So I basically broke the story that Jimmy Fallon was taking over for Conan O’Brien in this post from last April. Read it. It’s eerie how prescient (GRE vocab word! pre=before, scient=to know, hooray for learning!) my analysis was. Enjoy reading how correct (and therefore awesome) I was:

I don’t know if Fallon’s nervous and often fidgety behavior at the news desk was an act or not, but it was truly obnoxious. The article I sited above made mention that Carson Daly would certainly not be getting the job, and I have to say I’m not sure that this will be much better. I hope I’m wrong, but I don’t know. Playing opposite Craig Ferguson’s “Late Late Show” on CBS, the 12:30 a.m. EST hour might soon have the potential to be the worst hour on television. (Bring back Kilborn!!)

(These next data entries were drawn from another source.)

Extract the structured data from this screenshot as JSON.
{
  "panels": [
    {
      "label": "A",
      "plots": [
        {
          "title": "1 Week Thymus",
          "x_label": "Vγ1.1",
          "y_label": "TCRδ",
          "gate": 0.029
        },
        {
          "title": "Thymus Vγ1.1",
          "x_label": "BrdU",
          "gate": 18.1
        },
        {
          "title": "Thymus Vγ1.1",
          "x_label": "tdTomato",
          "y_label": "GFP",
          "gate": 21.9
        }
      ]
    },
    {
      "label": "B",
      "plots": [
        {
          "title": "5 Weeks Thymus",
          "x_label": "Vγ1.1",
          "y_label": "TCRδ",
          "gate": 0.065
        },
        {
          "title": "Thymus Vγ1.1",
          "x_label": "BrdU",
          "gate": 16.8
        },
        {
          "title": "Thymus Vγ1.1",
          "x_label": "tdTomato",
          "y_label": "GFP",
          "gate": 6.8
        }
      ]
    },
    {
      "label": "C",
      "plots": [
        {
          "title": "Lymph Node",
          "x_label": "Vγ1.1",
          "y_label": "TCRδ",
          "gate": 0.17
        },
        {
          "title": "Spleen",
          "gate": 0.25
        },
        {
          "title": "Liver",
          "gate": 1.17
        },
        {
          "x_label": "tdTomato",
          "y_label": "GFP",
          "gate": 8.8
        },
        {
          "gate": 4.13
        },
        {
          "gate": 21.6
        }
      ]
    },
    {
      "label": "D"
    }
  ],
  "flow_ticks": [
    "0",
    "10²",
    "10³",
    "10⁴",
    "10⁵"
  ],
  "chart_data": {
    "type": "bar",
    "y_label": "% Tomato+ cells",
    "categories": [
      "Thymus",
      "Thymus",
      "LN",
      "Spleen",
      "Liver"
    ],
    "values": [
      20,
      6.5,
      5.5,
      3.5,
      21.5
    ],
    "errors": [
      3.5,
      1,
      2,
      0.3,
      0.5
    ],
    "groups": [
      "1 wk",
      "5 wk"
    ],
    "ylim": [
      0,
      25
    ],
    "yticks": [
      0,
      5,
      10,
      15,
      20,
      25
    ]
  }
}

I go on to say that I hope I’m wrong and I wish him the best, which is all true. And I also make mention of that fact that Letterman and O’Brien took years to establish their voices and comedic styles. All of this is true. But… what am I supposed to do in the meantime?

I watched his premiere last night. My stomach churned and my palms sweated. I thought he did a pretty good job with the monologue (obnoxious fidgeting aside). The “Lick it for $10” was just awful. He called out three people from the audience to lick a brand new lawnmower and a fish bowl (I can’t remember the third). Why am I watching this?

His first guest was Robert De Niro, which sounds good on paper, but have you ever seen a De Niro interview? He makes Joaquin Phoenix look like a chatty Cathy. I guess there’s something to be said for starting out at the bottom? He closed the night with Van Morrison doing a revamped version of “Sweet Thing,” so the hour wasn’t all bad.

Do yourself a favor: watch U2 on Letterman tonight (and all week!) and turn your TV off. You can watch TV at 12:30 (EST) in three years.